The hospital also ignored what Attorney characterized as warnings of aberrant behavior. Among other things, it bought Reardon a $749 motion picture camera in 1971 and, later, a book that discusses whether children who have homosexual experiences become homosexuals as adults.

Mattei accused Attorney and his client of “spinning” evidence and building a case on an expert witness who lied about whether he was briefly enrolled, years ago, in a doctoral program. Mattei told jurors he was confident that they would not find St. Francis liable in Reardon’s abuse. If there was a finding of liability, Mattei told the jury Thursday, a damage award should be minimal.

He called Reardon a “deceitful,” “master manipulator” whose behavior was indefensible. But he said Reardon deceived St. Francis, much as he did his victims, and the hospital should not be held responsible for his acts.

Mattei told the jury that Reardon arrived at the hospital with outstanding credentials. He said Reardon became a “doctor’s doctor” among colleagues who entrusted their wives and children to his care.

It is unreasonable to expect the hospital to have recognized him as a secret pedophile, Mattei said. The hospital administration — like society in general during the years Doe was abused — was unaware of the insidious threat from pedophiles. Mattei said the notion of a pedophile joining a medical staff was incomprehensible.

“Do you think that any of these doctors would have sent their wives and family members to a doctor who was suspected of being a pedophile?” Mattei asked the jury. “That’s what it was like 40 years ago… It points out what a different time it was. People trusted each other, and they weren’t sensitized to pedophilia.”
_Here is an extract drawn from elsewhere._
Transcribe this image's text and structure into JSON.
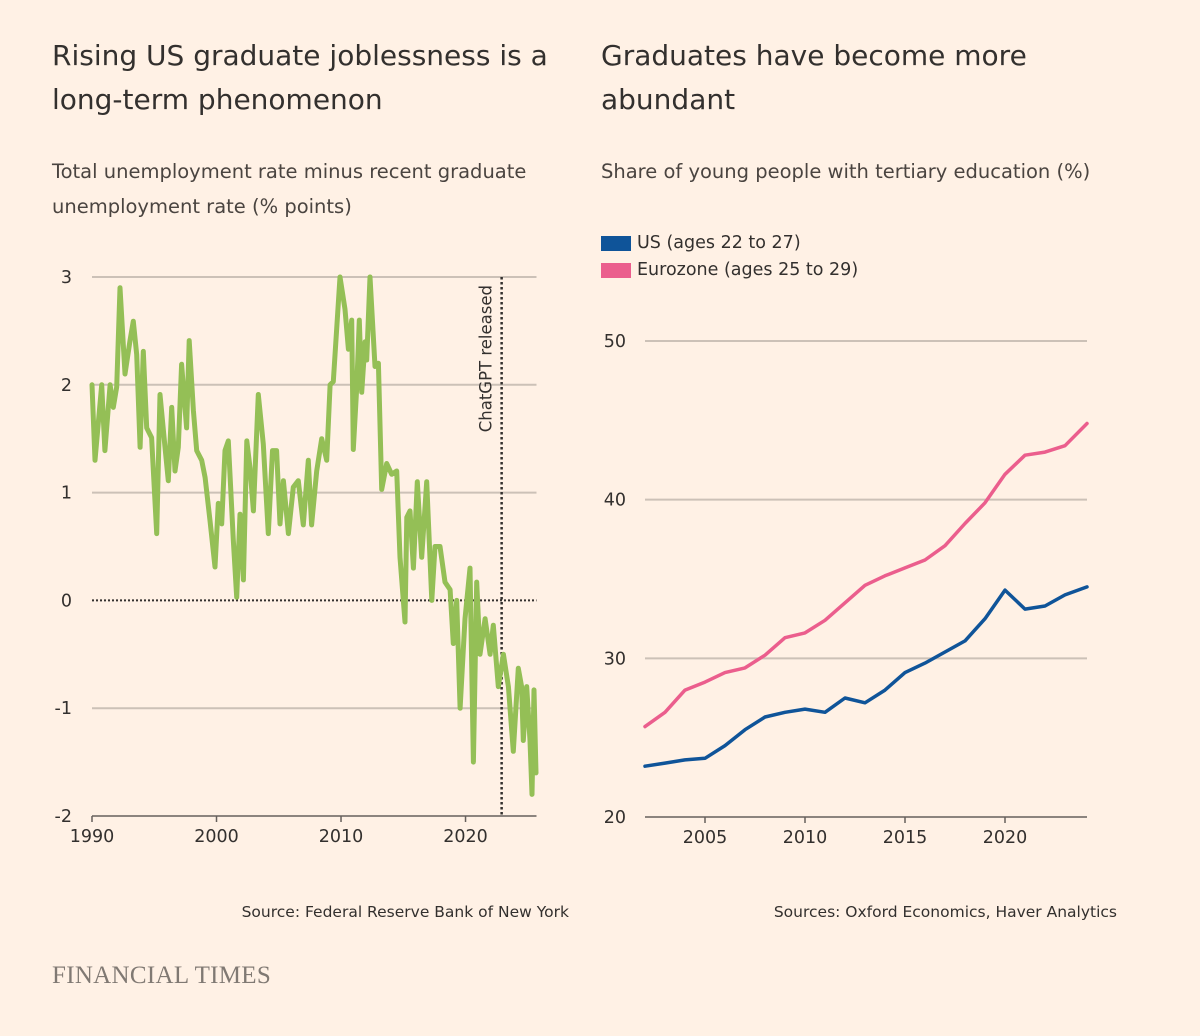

Mattei also repeated an argument the team of hospital lawyers developed during the first trial — that St. Francis had no responsibility under its rules or anyone else’s to supervise Reardon’s growth study because it was data collection, not medical research.

Supervision was required only in cases of “intrusive” research that had the potential to cause harm to human subjects. Reardon’s research, as he described it, involved the measurement of children’s body parts. And since it involved rates of sexual maturation, some measurements involved unclothed children, Mattei said.

“What Dr. Reardon was doing in 1969 and 1970 did not require supervision and monitoring,” Mattei said. “It was viewed as benign and harmless by his colleagues, based on what was known at the time.”

Tim Doe 1, a successful insurance professional, does not claim that his abuse hindered his earning capacity. Rather he has argued that the abuse caused a range of emotional problems. Those include depression and a host of intimacy issues, some of which Attorney said contributed to the end of his marriage.

Mattei argued that Doe’s infidelity destroyed his marriage and that pressures, such as those associated with his job, brought on other emotional problems.

The jurors began deliberating Thursday afternoon.